En ese sentido, Aristóteles (384-322 a.C) nos legó una guía sencilla sobre este asunto, distinguiendo al menos tres tipos de relaciones sociales vinculadas a la amistad. En primer lugar, nos dice que la amistad utilitaria responde estrictamente a un interés particular o mutuo, y su duración y calidad dependerá de la consecución o no de los objetivos propuestos entre las partes. Es interesante explicitar este aspecto porque al momento de evaluar las amistades tenemos que tener en claro que el hecho de tener asuntos en común no nos obliga para nada a sostener prolongadamente un nexo con una persona. Eso sí, ambas partes deben tener claro que se trata de un acuerdo práctico con miras a la consecución de fines, de lo contrario podrían haber malentendidos.

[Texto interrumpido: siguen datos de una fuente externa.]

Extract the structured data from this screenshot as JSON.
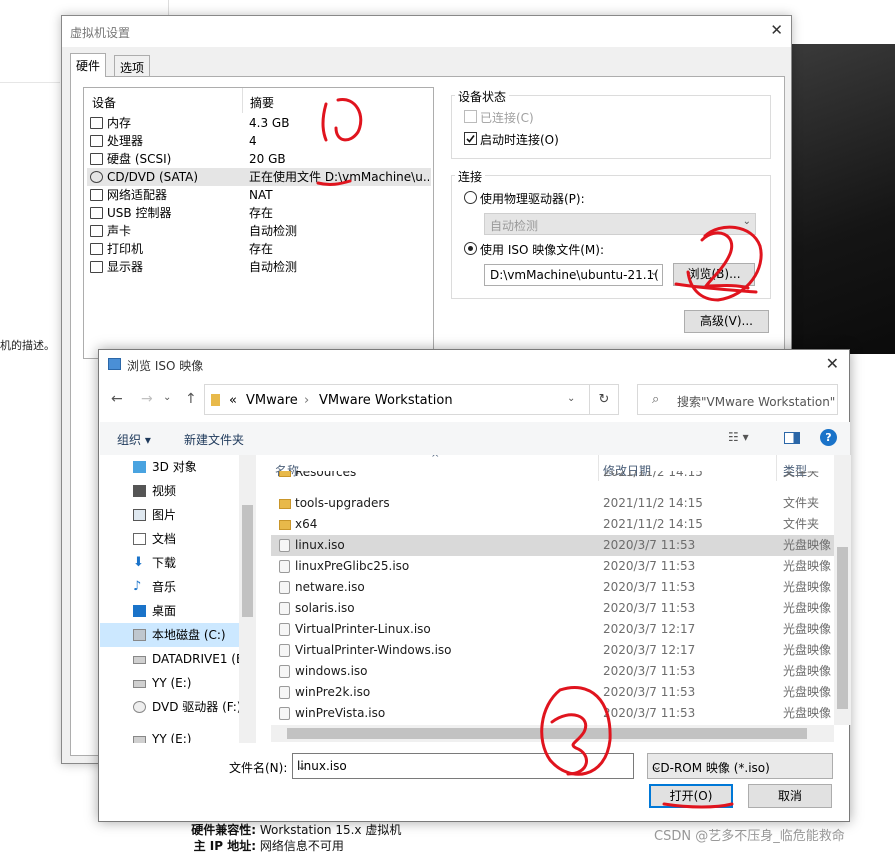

En segundo lugar, Aristóteles nos menciona el tipo de amistad que nos causa placer, gozo, diversión o simple agrado mediante la compañía circunstancial de ciertas personas. En este caso puntual sucede casi lo mismo que en la amistad utilitaria: una vez terminada la experiencia satisfactoria, generalmente por el contexto y la madurez de las personas, se concluye la amistad como tal. Dijimos previamente “madurez” porque no a todas las personas nos sucede que nos divierte lo mismo durante toda la vida: habréis podido apreciar que hay personas que se ríen de los mismos chistes o disfrutan de la remembranza de las mismas anécdotas, sin importar la edad o el paso de los años, mientras que otros van mutando sus gustos con el tiempo. Más de uno de nosotros hemos tenido amistades en la adolescencia que nos han hecho pasar momentos maravillosos, pero al mirar atrás nos damos cuenta que fue una amistad circunscrita a un momento determinado de nuestras vidas.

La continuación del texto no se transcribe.